Sou uma pessoa muito sortuda na vida. Nasci na Geórgia, então uma república soviética e comunista, e tive a oportunidade de viver na América, e de desfrutar das bênçãos de uma sociedade muito livre. Acredito que todos devem ter o direito de ter uma sociedade livre. E, francamente, acho muito difícil defender o casamento gay se você não acredita em liberdade. Entendo que, em primeiro lugar, não é meu trabalho dizer às pessoas como elas devem viver. Partimos do pressuposto que os usuários do Grindr são adultos fazendo escolhas. Agora, a realidade é que muitas vezes as pessoas têm solidão. Há mais sentimentos de solidão na nossa base de usuários do que em outros círculos. Isso é fato, não estou dizendo que é bom ou ruim. É assim que é.

Há algo a ser feito sobre a solidão de homens gays que entram no Grindr?

Entendo, portanto, que podemos desempenhar um papel realmente ativo em ajudar a abordar a solidão e há várias medidas que estamos fazendo para ajudar nossos usuários nesse sentido. Quando me mudei para São Francisco, vindo de Washington, em 2010, eu tinha muitos amigos heterossexuais, mas não tinha amigos gays. O Grindr e outros aplicativos me ajudaram a conhecer muitos dos meus amigos. Construí uma rede. Eu não saí com nenhum deles, mas até hoje esses são amigos muito próximos meus com quem eu saio muito e você sabe que eles são parte da minha vida. Tipo, eles resolveram minha solidão. A solidão pode ser abordada para as pessoas de diferentes maneiras. Algumas procuram satisfação em ferramentas digitais. Quem sou eu para impedi-las?

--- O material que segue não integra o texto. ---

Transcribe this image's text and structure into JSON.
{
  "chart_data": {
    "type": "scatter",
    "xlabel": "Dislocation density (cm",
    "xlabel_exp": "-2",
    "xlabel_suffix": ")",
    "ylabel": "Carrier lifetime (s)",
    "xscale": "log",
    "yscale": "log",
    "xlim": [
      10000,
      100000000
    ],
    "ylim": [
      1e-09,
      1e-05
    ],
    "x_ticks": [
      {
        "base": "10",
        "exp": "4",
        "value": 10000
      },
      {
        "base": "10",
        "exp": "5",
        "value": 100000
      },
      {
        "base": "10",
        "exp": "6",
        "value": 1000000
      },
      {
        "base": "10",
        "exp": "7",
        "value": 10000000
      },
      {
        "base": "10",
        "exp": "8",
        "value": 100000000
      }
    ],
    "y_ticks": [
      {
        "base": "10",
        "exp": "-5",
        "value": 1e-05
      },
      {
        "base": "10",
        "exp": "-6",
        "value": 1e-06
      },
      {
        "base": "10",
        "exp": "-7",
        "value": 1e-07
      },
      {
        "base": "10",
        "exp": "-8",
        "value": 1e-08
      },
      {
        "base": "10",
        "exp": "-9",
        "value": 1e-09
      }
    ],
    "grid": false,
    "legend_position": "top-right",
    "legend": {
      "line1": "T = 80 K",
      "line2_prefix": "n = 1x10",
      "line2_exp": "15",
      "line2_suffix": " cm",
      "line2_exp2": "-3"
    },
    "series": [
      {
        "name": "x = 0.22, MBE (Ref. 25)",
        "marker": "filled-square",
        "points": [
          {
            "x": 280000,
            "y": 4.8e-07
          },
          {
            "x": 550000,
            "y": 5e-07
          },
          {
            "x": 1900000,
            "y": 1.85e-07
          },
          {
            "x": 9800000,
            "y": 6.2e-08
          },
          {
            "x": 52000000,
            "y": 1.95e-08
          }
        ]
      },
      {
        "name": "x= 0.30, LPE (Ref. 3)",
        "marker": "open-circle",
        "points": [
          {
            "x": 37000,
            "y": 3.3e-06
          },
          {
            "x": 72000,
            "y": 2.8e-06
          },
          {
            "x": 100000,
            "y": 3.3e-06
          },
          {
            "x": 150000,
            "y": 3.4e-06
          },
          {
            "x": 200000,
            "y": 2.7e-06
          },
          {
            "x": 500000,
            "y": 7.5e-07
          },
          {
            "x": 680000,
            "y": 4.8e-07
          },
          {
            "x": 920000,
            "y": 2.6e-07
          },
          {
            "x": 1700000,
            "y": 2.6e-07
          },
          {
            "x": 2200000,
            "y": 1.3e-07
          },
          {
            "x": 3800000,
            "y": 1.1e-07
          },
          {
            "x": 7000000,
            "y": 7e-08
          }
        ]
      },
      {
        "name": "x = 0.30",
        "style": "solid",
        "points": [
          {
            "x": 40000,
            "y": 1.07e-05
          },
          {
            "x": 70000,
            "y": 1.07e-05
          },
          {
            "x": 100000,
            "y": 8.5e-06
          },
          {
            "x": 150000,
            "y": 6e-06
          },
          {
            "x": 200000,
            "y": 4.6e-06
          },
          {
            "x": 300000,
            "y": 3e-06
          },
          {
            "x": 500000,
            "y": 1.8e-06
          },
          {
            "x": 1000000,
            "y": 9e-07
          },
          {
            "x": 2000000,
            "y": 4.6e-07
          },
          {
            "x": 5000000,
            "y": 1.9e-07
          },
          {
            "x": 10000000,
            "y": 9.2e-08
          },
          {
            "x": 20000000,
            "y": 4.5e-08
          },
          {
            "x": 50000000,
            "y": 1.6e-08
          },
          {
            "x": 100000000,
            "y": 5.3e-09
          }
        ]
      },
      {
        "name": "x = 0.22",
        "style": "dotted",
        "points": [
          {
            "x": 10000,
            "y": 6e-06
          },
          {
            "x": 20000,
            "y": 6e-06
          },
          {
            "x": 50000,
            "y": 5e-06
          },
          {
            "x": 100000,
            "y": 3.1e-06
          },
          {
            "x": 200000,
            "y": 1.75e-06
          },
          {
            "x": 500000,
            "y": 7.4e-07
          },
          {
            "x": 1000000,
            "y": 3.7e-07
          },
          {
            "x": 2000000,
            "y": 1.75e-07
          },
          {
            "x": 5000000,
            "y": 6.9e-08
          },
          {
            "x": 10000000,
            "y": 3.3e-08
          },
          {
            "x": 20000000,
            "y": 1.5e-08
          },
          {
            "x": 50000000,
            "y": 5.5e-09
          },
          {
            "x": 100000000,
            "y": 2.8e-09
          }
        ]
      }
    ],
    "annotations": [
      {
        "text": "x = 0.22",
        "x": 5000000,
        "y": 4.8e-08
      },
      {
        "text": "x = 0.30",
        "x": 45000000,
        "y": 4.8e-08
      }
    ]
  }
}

Atualmente, como você usa o Grindr?

Olha, eu sou casado. Eu sou muito feliz casado. Eu tenho dois filhos. Eu sou muito sortudo. Ter filhos e ser casado foi meu objetivo por anos. Eu nunca farei nada para prejudicar isso ou para danificar isso. Mas eu estou no Grindr. Falo com as pessoas o tempo todo lá. É valioso para mim do ponto de vista da pesquisa. Eu não digo às pessoas quem eu sou porque, se eu dissesse, elas falariam comigo de maneira muito diferente. Então, eu realmente só quero saber o que eles pensam. Então, muito poucas pessoas no Grindr sabem quem eu sou de propósito, o que eu acho que é realmente útil porque algumas das funcionalidades que serão lançadas este ano. Eu obtive de usuários conversando com eles no Grindr, incluindo a ferramenta de Roam que iremos lançar.